Building on the achievements of the previous 2005-2010 Road Map, the new initiative seeks to strengthen the Agency's role though:
• addressing public health needs by: - stimulating medicines development in areas of unmet medical needs, neglected diseases and rare diseases, and for all types of medicines for veterinary use; - facilitating new approaches to medicines development; - applying a more proactive approach to public health threats where medicines are implicated;
• facilitating access to medicines by: - addressing the high attrition rate during the medicines development process; - reinforcing the benefit/risk-balance assessment model; - and continuing to improve the quality and the regulatory and scientific consistency of the outcome of the scientific review; and
• optimising the safe and rational use of medicines by: - strengthening the evidence base in the post-authorisation phase to enable better regulatory decision-making; - enhancing patient safety by avoiding unnecessary risks to patients as a result of use of medicines; - becoming a reference point for information on medicines evaluated by the Agency; and - improving the decision-making process by taking due account of patient experience, thus contributing to the rational use of medicines.

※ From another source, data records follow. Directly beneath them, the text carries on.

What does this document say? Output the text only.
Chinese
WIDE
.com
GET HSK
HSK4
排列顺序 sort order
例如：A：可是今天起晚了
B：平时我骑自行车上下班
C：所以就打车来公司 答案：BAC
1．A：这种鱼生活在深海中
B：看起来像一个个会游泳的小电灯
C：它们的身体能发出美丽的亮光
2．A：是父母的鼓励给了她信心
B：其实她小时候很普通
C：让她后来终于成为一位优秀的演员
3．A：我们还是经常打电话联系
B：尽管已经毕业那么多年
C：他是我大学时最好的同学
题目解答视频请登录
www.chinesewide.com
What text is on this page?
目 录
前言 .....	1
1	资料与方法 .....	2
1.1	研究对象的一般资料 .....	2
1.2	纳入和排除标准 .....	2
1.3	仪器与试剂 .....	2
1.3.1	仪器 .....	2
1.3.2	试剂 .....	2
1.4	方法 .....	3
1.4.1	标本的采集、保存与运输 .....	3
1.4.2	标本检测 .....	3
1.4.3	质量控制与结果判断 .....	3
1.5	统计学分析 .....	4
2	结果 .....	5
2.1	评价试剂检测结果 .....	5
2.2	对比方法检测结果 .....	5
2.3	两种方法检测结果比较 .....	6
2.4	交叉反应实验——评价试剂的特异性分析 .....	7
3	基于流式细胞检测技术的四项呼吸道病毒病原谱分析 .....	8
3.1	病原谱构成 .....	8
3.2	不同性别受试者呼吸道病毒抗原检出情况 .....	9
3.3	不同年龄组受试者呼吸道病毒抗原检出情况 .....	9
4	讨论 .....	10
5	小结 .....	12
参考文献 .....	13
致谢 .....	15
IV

The EMA cautions that successful delivery of this vision is dependent on the availability of the necessary resources.Detailed information on implementation of the Road Map - which has been drafted in consultation with the Agency’s European partners and stakeholders, including patient and doctor organisations, the pharmaceutical industry and the public - will be provided in a document entitled From Vision to Reality, which wil be published in the course of 2011, it says.
The Heads of Medicines Agencies (HMA) have also drawn up their own 2011-15 Strategy for the European Medicines Regulatory Network which, they emphasise, is intended to complement and not duplicate the EMA Road Map.
The aim of the new HMA Strategy is to identify the key challenges which will face the Network over the next five years and how it can best respond to these challenges, thus:
• safeguarding public and animal health, particularly through: - strengthening surveillance of the benefits and risks of medicines in the European population including by improving spontaneous reporting systems to enable early detection of risks; - good communication, including work on the HMA website; and - strengthened monitoring of the quality of medicines including risk-based redeployment of inspections;
• Supporting innovation, particularly through: - efficient and proportionate regulation of new medicines and clinical trials, eg by using the Voluntary Harmonisation Procedure (VHP); and - the provision of scientific and regulatory advice; and
• further improving the operational efficiency of medicines authorisation by the Decentralised and Mutual Recognition Procedures (DCP/MRP), particularly through: - identifying with stakeholders areas to address and more targeted communication; - risk-based proportionate regulation; - harmonisation of assessment; - work-sharing; - harmonised training; - ensuring interoperability of national information technology (IT) systems within the European network, creating a competitive, boundary-free regulatory environment; and - dialogue with industry.